Originally named wifijammer is a python script to interfere with Wifi access points and disrupt the network. This can be useful for penetration testing of your own network or if you suspect that spy wireless cams are around in your premises. There are online shops selling hardware wireless jammers too but they cost additional dollars, wifijammer is a simple application that anyone with a laptop and basic Linux knowledge can use. This kind of applications must be used with caution, you need to be careful not to interfere with a network that is not yours or risk arrest.
For this jammer program to work your wireless card needs to be able to inject packets to the network. You will have to learn your wireless card chipset, running the dmesg command in Linux will often show this information, or run lsusb if you are using a wireless USB dongle. With the obtained information you can then search on the Internet to find out if the card is suitable to run aircrack-ng or any other WPA cracking utility, if the wireless chipset can run a WPA cracking tool it means it is able to inject packets on a live network and it will work with wifijammer.

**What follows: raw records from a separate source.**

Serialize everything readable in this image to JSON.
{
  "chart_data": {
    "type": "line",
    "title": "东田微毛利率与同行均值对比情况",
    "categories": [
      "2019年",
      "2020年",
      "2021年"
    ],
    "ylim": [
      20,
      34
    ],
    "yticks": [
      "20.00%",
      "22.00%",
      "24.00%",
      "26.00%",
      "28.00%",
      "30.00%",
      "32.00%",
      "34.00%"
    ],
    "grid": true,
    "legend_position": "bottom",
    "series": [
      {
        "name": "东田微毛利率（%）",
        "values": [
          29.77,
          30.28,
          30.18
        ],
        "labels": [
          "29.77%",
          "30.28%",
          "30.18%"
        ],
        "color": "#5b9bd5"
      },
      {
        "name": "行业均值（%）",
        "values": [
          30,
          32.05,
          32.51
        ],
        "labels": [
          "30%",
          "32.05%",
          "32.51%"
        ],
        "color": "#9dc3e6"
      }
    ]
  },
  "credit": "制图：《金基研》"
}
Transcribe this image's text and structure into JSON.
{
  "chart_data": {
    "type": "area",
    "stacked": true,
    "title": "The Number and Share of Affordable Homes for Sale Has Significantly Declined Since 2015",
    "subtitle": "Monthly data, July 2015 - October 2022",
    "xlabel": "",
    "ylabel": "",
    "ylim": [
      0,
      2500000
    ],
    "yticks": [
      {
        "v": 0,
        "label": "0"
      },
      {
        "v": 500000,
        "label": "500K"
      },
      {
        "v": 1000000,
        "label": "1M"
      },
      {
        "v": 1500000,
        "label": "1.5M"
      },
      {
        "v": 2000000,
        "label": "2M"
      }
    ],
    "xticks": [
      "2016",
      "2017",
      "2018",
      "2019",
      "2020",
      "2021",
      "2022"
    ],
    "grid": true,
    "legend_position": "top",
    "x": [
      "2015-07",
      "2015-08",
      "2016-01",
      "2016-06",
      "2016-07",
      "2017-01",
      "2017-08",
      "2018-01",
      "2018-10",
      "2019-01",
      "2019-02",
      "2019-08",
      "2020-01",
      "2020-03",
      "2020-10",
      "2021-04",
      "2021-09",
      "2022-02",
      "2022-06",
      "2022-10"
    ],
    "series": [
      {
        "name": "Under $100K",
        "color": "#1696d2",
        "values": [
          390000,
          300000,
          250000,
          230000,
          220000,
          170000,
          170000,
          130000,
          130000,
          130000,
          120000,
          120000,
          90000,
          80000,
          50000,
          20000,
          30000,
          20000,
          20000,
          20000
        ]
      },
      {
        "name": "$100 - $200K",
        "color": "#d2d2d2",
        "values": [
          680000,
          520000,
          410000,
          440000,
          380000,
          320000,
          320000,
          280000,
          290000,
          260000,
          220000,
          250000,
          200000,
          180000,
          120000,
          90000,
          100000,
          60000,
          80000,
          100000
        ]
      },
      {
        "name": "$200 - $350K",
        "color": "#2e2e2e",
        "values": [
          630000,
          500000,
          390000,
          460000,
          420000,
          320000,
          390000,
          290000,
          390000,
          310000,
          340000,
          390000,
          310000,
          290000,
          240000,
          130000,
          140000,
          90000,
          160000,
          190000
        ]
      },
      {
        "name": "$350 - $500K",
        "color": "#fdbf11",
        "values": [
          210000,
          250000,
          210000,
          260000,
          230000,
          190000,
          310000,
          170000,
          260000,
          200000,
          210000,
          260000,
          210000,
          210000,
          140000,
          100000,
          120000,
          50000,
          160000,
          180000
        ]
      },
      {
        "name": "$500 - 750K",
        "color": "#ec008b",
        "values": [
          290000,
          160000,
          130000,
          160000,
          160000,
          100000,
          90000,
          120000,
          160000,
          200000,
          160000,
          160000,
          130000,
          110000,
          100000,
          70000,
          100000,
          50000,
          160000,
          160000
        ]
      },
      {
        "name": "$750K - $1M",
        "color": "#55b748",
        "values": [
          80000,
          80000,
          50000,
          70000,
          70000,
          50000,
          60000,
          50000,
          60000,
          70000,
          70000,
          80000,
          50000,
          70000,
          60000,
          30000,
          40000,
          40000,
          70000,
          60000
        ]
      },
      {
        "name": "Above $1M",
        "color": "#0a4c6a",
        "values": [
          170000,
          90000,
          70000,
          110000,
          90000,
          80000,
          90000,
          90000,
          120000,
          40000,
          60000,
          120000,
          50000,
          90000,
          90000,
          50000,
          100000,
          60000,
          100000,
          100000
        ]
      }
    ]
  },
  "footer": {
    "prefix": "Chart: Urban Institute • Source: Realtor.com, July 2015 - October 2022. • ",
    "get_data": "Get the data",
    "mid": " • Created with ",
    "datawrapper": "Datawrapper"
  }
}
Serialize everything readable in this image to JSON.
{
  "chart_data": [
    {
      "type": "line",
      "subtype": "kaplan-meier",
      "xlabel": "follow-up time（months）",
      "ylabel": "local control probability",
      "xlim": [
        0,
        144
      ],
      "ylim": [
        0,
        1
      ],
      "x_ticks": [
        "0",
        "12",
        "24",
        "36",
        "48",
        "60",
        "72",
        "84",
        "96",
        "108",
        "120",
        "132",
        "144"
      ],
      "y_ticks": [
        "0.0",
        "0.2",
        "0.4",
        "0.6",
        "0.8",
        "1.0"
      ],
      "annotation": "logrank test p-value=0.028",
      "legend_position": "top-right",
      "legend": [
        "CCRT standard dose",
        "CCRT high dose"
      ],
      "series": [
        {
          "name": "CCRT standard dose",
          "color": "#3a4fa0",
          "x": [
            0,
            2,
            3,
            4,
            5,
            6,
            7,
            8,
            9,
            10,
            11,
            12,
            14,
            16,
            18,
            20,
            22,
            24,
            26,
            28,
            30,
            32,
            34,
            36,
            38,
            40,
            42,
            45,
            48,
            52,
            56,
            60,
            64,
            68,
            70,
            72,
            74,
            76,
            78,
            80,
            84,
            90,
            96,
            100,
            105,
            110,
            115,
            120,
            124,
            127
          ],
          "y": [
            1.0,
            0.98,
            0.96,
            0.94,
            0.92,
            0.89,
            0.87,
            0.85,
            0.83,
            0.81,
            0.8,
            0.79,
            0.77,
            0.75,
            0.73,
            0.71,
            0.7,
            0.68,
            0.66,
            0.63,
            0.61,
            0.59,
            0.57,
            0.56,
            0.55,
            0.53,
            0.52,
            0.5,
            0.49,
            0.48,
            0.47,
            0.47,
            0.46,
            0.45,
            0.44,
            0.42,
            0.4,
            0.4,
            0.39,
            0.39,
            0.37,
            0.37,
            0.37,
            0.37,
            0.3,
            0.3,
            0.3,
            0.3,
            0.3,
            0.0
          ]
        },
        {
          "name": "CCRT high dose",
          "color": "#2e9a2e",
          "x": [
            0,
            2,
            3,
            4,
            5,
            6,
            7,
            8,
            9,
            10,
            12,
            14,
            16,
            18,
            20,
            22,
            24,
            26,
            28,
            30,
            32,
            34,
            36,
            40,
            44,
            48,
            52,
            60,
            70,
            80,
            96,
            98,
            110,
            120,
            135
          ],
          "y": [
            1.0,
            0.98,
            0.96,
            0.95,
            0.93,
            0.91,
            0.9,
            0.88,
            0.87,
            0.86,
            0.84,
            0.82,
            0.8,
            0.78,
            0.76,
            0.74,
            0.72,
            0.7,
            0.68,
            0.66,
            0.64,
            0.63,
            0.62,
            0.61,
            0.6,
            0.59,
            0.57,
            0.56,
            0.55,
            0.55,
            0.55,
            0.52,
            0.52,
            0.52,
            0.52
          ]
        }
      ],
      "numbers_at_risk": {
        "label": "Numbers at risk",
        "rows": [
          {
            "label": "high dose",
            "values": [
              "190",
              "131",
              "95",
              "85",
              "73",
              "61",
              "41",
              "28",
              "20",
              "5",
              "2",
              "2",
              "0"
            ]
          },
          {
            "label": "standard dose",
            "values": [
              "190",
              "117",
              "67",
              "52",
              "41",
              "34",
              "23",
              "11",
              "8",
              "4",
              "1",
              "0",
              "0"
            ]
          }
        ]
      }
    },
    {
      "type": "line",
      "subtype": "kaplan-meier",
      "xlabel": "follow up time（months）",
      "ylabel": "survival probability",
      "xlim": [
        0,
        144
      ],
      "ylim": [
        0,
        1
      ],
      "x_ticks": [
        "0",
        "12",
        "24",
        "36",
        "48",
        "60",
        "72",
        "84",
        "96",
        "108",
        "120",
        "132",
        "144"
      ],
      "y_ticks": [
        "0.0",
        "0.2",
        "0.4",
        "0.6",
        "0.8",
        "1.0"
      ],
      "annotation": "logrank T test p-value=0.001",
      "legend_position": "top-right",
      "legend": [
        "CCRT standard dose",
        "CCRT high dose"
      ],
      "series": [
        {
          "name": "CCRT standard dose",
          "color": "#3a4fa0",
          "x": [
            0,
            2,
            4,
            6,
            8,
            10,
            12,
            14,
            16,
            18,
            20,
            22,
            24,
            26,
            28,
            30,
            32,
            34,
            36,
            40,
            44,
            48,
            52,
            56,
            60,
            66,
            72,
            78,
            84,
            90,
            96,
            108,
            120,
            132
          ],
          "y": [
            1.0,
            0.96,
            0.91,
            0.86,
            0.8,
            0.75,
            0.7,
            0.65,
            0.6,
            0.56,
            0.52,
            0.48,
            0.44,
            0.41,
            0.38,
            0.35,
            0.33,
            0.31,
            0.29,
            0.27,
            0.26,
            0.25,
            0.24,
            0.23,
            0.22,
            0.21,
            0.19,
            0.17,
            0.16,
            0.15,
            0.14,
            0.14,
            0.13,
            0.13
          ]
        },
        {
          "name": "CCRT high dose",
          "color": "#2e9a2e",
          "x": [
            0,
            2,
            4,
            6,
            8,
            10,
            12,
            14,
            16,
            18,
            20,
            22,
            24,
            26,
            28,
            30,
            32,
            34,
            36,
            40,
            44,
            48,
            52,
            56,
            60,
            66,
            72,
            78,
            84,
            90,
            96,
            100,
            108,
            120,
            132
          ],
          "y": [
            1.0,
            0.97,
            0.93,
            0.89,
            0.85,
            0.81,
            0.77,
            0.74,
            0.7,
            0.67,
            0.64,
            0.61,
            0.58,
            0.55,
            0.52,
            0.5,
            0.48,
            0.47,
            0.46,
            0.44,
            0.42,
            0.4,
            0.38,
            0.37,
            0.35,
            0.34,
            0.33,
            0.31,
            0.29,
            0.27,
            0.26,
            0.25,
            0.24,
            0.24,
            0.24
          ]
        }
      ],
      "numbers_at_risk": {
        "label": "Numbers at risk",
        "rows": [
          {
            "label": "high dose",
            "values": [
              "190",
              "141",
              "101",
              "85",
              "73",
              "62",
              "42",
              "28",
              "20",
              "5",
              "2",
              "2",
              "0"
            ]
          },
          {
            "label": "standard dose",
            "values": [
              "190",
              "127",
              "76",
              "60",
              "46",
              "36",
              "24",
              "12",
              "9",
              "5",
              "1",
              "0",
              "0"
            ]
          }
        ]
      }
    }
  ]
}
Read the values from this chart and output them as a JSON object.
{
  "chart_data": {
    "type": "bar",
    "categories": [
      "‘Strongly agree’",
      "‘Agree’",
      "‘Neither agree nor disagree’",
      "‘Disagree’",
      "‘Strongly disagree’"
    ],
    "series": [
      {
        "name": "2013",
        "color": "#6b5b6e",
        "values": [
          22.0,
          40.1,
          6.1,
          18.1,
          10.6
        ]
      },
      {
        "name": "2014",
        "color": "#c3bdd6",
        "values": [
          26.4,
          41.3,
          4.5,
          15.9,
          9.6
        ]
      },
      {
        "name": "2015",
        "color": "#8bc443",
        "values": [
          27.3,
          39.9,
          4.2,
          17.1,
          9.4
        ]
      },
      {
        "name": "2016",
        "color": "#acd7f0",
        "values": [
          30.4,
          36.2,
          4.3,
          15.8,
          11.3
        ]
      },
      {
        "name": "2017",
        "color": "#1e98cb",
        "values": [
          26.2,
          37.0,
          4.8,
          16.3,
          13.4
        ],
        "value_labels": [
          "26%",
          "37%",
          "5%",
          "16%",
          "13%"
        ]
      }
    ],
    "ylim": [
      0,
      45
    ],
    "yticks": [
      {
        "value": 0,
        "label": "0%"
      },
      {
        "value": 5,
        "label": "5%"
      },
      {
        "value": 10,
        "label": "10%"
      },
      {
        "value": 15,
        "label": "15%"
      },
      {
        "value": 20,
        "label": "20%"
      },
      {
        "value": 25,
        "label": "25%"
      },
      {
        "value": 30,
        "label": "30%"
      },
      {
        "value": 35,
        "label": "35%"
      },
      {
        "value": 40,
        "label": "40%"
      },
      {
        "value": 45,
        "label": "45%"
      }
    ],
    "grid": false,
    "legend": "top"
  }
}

Wireless Access Point hacking
The jammer will automatically hop in between channels every second to determine all possible targets, after initial identification it will start jamming the signal sending constant deauthincation packets to the access point. This is a way to disassociate connected computers from the access point, cutting off their wireless access. wifijammer does not perform any denial service attack but a disconnection, the client is able to reconnect but as long as the attacks runs wifijammer keeps telling the access point to disconnect the client, with the same result than a denial of service attack without neededing that much bandwidth or resources. A benefit of getting a client to constantly re-authenticate to the access point is that it might be possible to capture the WPA2 handshake and gain access to the network.
There is another application to jam Wifi access points found in the WebSploit framework, wifijammer has the advantage of being a very small script that should run in any operating system where you can install Python.
If an access point has MAC filtering enabled you would have to spoof the MAC address of a client first before deauthentication packets are accepted. Having said that, expensive enterprise level wireless access points are able to detect continuous death requests and they will block you.